Understanding Time

With behavioral data, time plays a very important role. Yet, time-related data is especially hard to analyze. The main culprit is the fact that time concepts are confusing. While humans can handle time intuitively, passing these intuitions to a computer program is hard. For example, implementing a growth rate using a relative duration of “twelve months” or an absolute duration of “fifty two weeks” can influence the outcome dramatically. To the human brain these distinctions can be confusing to understand and explain. Most programming tools sport a host of functions to help convert time to numbers and back. This usually leads to fewer but more subtle errors.
In order to make it as easy as possible to work with time, Rax implements five different temporal types. Point in time, absolute duration, relative duration, time interval, and time interval modulo. Combining exact temporal types with strong type checking proved to be effective in catching temporal errors because it forces modelers to express what they mean exactly. In addition to the temporal types, Rax implements a number of temporal operators which make dealing with time-related data easier and more intuitive than SQL. For example, the temporal and (@&) operator allows to easily compute the overlap between two sets of intervals. This is very useful when computing, for example ratings of TV programs, like in the below example.

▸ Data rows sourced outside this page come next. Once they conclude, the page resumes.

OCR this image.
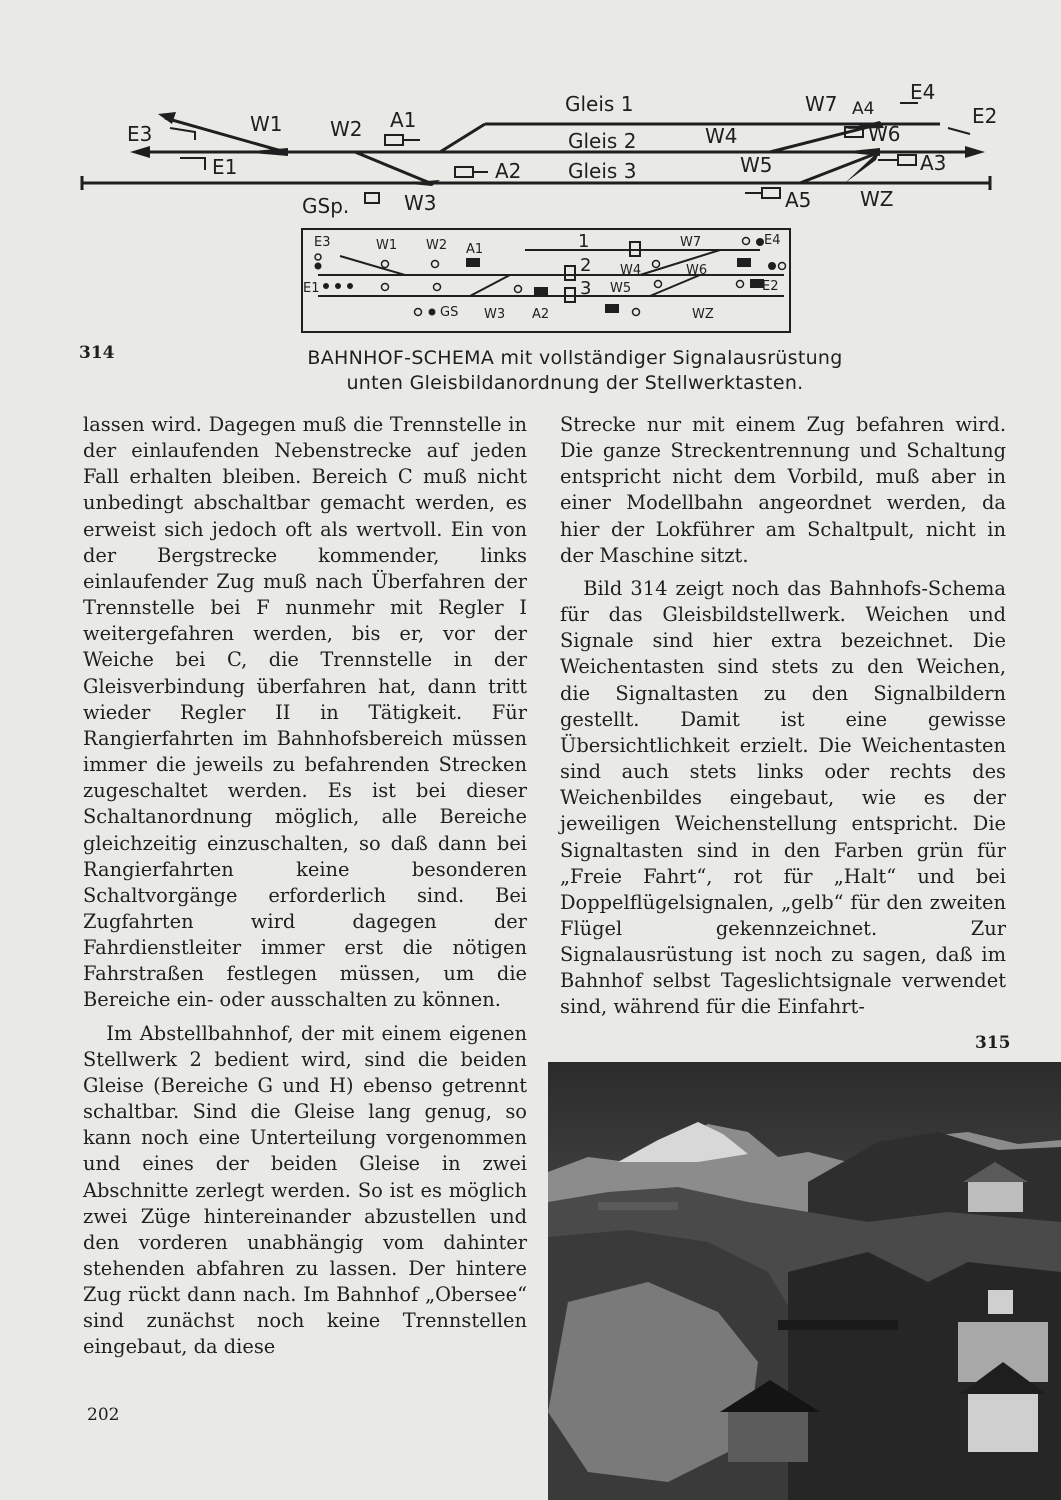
E3	W1 W2 A1
Gleis 1	W7 A4
E4
E2
W6
Gleis 2	W4
E1	A2 Gleis 3	W5	A3
GSp.	W3	A5 WZ
E3	W1 W2 A1	1	W7	E4
2 W4	W6
E1	3 W5	E2
GS W3 A2	WZ
314	BAHNHOF-SCHEMA mit vollständiger Signalausrüstung
unten Gleisbildanordnung der Stellwerktasten.

lassen wird. Dagegen muß die Trennstelle in der einlaufenden Nebenstrecke auf jeden Fall erhalten bleiben. Bereich C muß nicht unbedingt abschaltbar gemacht werden, es erweist sich jedoch oft als wertvoll. Ein von der Bergstrecke kommender, links einlaufender Zug muß nach Überfahren der Trennstelle bei F nunmehr mit Regler I weitergefahren werden, bis er, vor der Weiche bei C, die Trennstelle in der Gleisverbindung überfahren hat, dann tritt wieder Regler II in Tätigkeit. Für Rangierfahrten im Bahnhofsbereich müssen immer die jeweils zu befahrenden Strecken zugeschaltet werden. Es ist bei dieser Schaltanordnung möglich, alle Bereiche gleichzeitig einzuschalten, so daß dann bei Rangierfahrten keine besonderen Schaltvorgänge erforderlich sind. Bei Zugfahrten wird dagegen der Fahrdienstleiter immer erst die nötigen Fahrstraßen festlegen müssen, um die Bereiche ein- oder ausschalten zu können.

Im Abstellbahnhof, der mit einem eigenen Stellwerk 2 bedient wird, sind die beiden Gleise (Bereiche G und H) ebenso getrennt schaltbar. Sind die Gleise lang genug, so kann noch eine Unterteilung vorgenommen und eines der beiden Gleise in zwei Abschnitte zerlegt werden. So ist es möglich zwei Züge hintereinander abzustellen und den vorderen unabhängig vom dahinter stehenden abfahren zu lassen. Der hintere Zug rückt dann nach. Im Bahnhof „Obersee“ sind zunächst noch keine Trennstellen eingebaut, da diese

Strecke nur mit einem Zug befahren wird. Die ganze Streckentrennung und Schaltung entspricht nicht dem Vorbild, muß aber in einer Modellbahn angeordnet werden, da hier der Lokführer am Schaltpult, nicht in der Maschine sitzt.

Bild 314 zeigt noch das Bahnhofs-Schema für das Gleisbildstellwerk. Weichen und Signale sind hier extra bezeichnet. Die Weichentasten sind stets zu den Weichen, die Signaltasten zu den Signalbildern gestellt. Damit ist eine gewisse Übersichtlichkeit erzielt. Die Weichentasten sind auch stets links oder rechts des Weichenbildes eingebaut, wie es der jeweiligen Weichenstellung entspricht. Die Signaltasten sind in den Farben grün für „Freie Fahrt“, rot für „Halt“ und bei Doppelflügelsignalen, „gelb“ für den zweiten Flügel gekennzeichnet. Zur Signalausrüstung ist noch zu sagen, daß im Bahnhof selbst Tageslichtsignale verwendet sind, während für die Einfahrt-

315
202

{[#:channelNr, $:programTitle, |:airTime]}: tvProgramming := {
  [1, "Product X ad on channel 1", (|)"2013-11-06T20:30/2013-11-06T20:32"],
  [2, "Product X ad on channel 2", (|)"2013-11-06T20:03/2013-11-06T20:05"],
  [2, "Scary horror movie", (|)"2013-11-06T20:05/2013-11-06T22:00"]
{[#:respondentId, #:channelNr, |:viewingPeriod]}: viewingData := {
  [1, 1, (|)"2013-11-06T19:59/2013-11-06T20:31"],
  [2, 1, (|)"2013-11-06T17:13/2013-11-06T22:07"],
  [2, 2, (|)"2013-11-06T22:07/2013-11-06T22:31"],
  [3, 2, (|)"2013-11-06T19:18/2013-11-06T22:31"],
  [4, 1, (|)"2013-11-06T19:59/2013-11-06T21:07"],
  [4, 2, (|)"2013-11-06T21:59/2013-11-06T22:31"]
&: totalNumRespondents := # ! project [.respondentId] viewingData;
`print "Num respondents: " + ($)totalNumRespondents;
{[#:channelNr, $:programTitle, |:viewingTime, #:respondentId, #:chNr]}:
  viewings := tvProgramming @& :[.channelNr#1 == .channelNr#2] viewingData;
{[#:channelNr, $:programTitle, &:rating]}: ratings :=
  project [.#2, .#3, .#1/totalNumRespondents]
  Gcount [.respondentId]:[.channelNr, .programTitle] viewings;
`print ratings;

Another example of a specialized temporal operator is temporal union: @\/ which allows to unify short events into longer ones, useful for example for converting clickstreams into website visits.